Mucha, maître de l’Art nouveau

Publié le 18/10/2018

Le zodiaque, 1896. Lithographie en couleur 65.7 x 48.2 cm. Prague, Fondation Mucha

Mucha Trust 2018

Éblouissantes et fascinantes de beauté, ces jeunes femmes, fleurs parmi les fleurs, exercent un attrait tout particulier. Elles témoignent de l’extraordinaire invention créatrice de Mucha, maître de l’Art nouveau.

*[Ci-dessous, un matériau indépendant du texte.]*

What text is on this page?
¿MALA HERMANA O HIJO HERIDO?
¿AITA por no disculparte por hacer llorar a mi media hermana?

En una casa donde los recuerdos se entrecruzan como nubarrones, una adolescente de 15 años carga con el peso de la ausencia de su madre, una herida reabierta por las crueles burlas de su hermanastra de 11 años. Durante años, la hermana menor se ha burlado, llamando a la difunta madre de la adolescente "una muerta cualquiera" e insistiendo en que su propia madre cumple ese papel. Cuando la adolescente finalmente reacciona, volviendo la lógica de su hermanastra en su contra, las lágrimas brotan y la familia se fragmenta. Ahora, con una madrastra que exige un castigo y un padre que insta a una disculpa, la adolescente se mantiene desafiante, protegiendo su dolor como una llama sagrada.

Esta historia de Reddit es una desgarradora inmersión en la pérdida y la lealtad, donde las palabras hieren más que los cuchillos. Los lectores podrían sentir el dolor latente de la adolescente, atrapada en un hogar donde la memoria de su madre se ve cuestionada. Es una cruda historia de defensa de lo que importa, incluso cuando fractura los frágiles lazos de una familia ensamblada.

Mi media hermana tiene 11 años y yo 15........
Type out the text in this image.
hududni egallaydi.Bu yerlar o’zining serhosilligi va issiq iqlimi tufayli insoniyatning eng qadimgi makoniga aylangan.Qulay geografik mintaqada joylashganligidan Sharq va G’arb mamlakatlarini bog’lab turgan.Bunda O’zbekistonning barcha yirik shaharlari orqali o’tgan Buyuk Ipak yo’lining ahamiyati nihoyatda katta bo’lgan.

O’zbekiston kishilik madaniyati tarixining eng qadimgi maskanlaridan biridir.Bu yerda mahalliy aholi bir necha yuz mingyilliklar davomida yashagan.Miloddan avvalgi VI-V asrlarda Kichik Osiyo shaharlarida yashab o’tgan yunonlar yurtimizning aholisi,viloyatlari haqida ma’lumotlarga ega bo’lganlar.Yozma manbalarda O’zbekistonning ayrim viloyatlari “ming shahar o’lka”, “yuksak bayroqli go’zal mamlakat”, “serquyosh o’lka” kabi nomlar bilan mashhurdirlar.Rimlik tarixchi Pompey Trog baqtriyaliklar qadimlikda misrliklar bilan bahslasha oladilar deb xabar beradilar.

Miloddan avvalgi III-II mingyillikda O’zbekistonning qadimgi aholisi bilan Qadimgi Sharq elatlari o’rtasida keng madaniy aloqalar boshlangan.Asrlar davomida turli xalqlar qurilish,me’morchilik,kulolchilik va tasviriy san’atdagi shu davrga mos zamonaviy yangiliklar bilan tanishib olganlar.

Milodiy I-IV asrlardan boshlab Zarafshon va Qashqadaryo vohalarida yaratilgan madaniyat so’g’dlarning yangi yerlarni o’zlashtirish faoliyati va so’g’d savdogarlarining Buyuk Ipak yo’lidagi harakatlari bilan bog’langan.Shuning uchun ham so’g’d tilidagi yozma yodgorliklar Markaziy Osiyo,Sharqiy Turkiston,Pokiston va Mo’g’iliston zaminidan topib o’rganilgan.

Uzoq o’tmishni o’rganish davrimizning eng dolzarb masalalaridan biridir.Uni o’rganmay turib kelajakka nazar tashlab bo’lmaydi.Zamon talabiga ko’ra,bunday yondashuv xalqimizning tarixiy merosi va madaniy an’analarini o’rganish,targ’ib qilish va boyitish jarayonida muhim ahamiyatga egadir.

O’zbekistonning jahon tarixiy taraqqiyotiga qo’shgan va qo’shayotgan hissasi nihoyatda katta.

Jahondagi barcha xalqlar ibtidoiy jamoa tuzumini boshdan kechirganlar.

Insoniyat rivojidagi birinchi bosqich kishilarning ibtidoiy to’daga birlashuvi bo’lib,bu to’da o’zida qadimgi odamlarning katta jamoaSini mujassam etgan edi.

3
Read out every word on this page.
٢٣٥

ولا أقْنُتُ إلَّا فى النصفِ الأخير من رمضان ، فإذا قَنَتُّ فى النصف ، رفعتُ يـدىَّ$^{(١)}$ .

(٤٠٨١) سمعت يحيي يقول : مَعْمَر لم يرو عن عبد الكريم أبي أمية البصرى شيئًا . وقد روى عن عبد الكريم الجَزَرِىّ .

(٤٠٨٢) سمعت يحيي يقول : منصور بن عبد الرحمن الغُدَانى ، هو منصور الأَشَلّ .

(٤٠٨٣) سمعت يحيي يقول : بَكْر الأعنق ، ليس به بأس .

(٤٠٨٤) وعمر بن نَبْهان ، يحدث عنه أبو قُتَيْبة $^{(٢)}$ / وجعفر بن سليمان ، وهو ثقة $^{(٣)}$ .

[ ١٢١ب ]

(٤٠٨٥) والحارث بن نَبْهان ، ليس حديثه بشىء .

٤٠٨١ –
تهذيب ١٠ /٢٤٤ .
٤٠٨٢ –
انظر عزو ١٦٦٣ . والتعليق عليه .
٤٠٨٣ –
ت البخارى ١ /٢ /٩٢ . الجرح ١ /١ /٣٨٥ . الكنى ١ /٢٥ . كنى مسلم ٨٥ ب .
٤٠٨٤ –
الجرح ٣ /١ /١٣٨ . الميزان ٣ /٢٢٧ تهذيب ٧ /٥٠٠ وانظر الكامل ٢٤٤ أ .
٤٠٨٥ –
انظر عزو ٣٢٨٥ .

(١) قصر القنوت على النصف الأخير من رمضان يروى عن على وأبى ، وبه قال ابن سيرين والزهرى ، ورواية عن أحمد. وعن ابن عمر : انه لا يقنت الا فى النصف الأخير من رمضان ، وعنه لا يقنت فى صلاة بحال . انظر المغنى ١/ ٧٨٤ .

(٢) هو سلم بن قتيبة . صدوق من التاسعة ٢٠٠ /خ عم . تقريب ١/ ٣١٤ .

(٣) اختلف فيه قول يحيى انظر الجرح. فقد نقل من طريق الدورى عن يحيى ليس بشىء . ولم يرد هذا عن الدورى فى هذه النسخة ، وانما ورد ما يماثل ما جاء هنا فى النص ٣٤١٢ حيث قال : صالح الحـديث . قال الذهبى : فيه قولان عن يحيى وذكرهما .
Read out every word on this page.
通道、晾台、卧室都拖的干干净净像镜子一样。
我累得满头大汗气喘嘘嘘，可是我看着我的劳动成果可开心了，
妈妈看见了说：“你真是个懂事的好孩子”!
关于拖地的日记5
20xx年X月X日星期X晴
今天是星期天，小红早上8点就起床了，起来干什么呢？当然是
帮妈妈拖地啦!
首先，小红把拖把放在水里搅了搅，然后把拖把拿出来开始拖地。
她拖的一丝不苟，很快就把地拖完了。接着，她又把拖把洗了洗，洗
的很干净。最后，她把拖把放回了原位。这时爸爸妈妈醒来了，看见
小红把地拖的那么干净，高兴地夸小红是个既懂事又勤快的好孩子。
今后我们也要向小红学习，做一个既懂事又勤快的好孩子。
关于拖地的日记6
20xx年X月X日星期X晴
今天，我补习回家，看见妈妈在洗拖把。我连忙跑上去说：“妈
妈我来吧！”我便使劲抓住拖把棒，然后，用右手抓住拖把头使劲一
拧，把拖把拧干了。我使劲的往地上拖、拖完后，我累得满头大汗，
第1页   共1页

Quel talent dans cette œuvre originale et indépendante ! En ce début de 1900, Mucha est surtout connu comme illustrateur ; en tant que peintre, il est attiré par les thèmes historiques. Il faudra une occasion particulière pour qu’il s’intéresse à l’affiche et que, grâce à ce travail, s’épanouisse son style novateur qui fera sa réputation. C’est Sarah Bernhardt qui, en 1894 lui offre sa chance ; elle joue une pièce de Victorien Sardou, Gismonda, et réclame à l’imprimeur Lemercier une affiche pour sa publicité dans les plus brefs délais. Ce dernier fait part de cette demande à l’artiste qui accepte de la réaliser ; un vrai défi, car il ne dispose que de quelques jours. Et c’est ainsi qu’il crée une composition où l’actrice apparaît hiératique, imposante dans une longue robe blanche, une branche de laurier à la main. Un affichiste exceptionnel est né dont l’œuvre n’est comparable à aucune autre. Enthousiasmée par le travail de Mucha, l’actrice signe avec lui un contrat pour décors, costumes et affiches de 6 pièces à venir.

D’origine tchèque, Mucha naît en 1860 dans une petite ville de Moldavie ; son attrait pour l’art remonte à son enfance ; il ne se démentira pas. Un échec à l’école des Beaux-Arts de Prague l’incite à partir pour Vienne, où il est engagé pour la réalisation de décors de théâtre. La chance lui sourit lorsqu’il rencontre en 1883 le comte Kuen, mécène pour lequel il réalise des peintures murales dans son château. Très satisfait de son travail, le comte lui alloue une bourse pendant 7 ans. Mucha part alors étudier 4 ans à Munich, puis se rend à Paris en 1888. La capitale est alors un fleuron artistique incontesté ; la création y est permanente et Mucha apprécie la liberté ambiante.

Gismonda, 1894. Lithographie en couleur. 216 x 74.2 cm. Fondation Mucha, Prague

Mucha Trust 2018

L’exposition reflète l’œuvre multiple de ce peintre, illustrateur, sculpteur et photographe et révèle le talent de cet artiste, sa virtuosité – dont parfois nous ne retenons que son art de l’affiche, certes immense. Il n’est d’ailleurs pas l’inventeur de cette discipline ; Jules Chéret ou Toulouse-Lautrec, pour le Moulin Rouge, sont réputés pour leur talent.

Mais Mucha apporte autre chose et donne à l’affiche ses lettres de noblesse. Dans ses compositions, courbes et contrecourbes se répondent en de gracieuses arabesques où l’on décèle parfois une influence japonisante. Les jeunes femmes au visage pur et expressif séduisent avec leur longue chevelure dorée sous la lumière les enveloppant, dessinant leur sensualité discrète, leur mystère. Elles affirment leur présence par une silhouette parfois éthérée, coiffées de fleurs évoquées par des tons doux. S’il existe dans certaines une prolifération de végétaux, le plus souvent de détails qui les surchargent, on admire le raffinement de la technique ou les effets nouveaux de la mise en page.

Les affiches de Sarah Bernhardt, dans Médée ou Lorenzaccio, la représentent seule en pied dans une sobre décoration. L’artiste aime aussi les allégories : Les Quatre saisons ou Danse et Poésie, incarnées par des jeunes femmes. Ou encore Zodiaque, un superbe profil de femme portant une tiare somptueuse comme son collier, qui témoignent de l’intérêt de l’artiste pour les bijoux.

Il est une autre inspiration chez lui ; fort attaché à son pays, il veut chanter la renaissance du peuple slave ; appelé à décorer le pavillon de la Bosnie-Herzégovine à l’Exposition de 1900, il trouve là l’occasion de concevoir un projet évoquant l’épopée slave, où il met en scène les luttes menées durant des siècles pour chasser les envahisseurs. Il mêle histoire et légendes dans ses 20 panneaux monumentaux, images de tragédies. Plusieurs études permettent d’imaginer l’œuvre définitive ; l’artiste en a fait don à sa ville de Prague.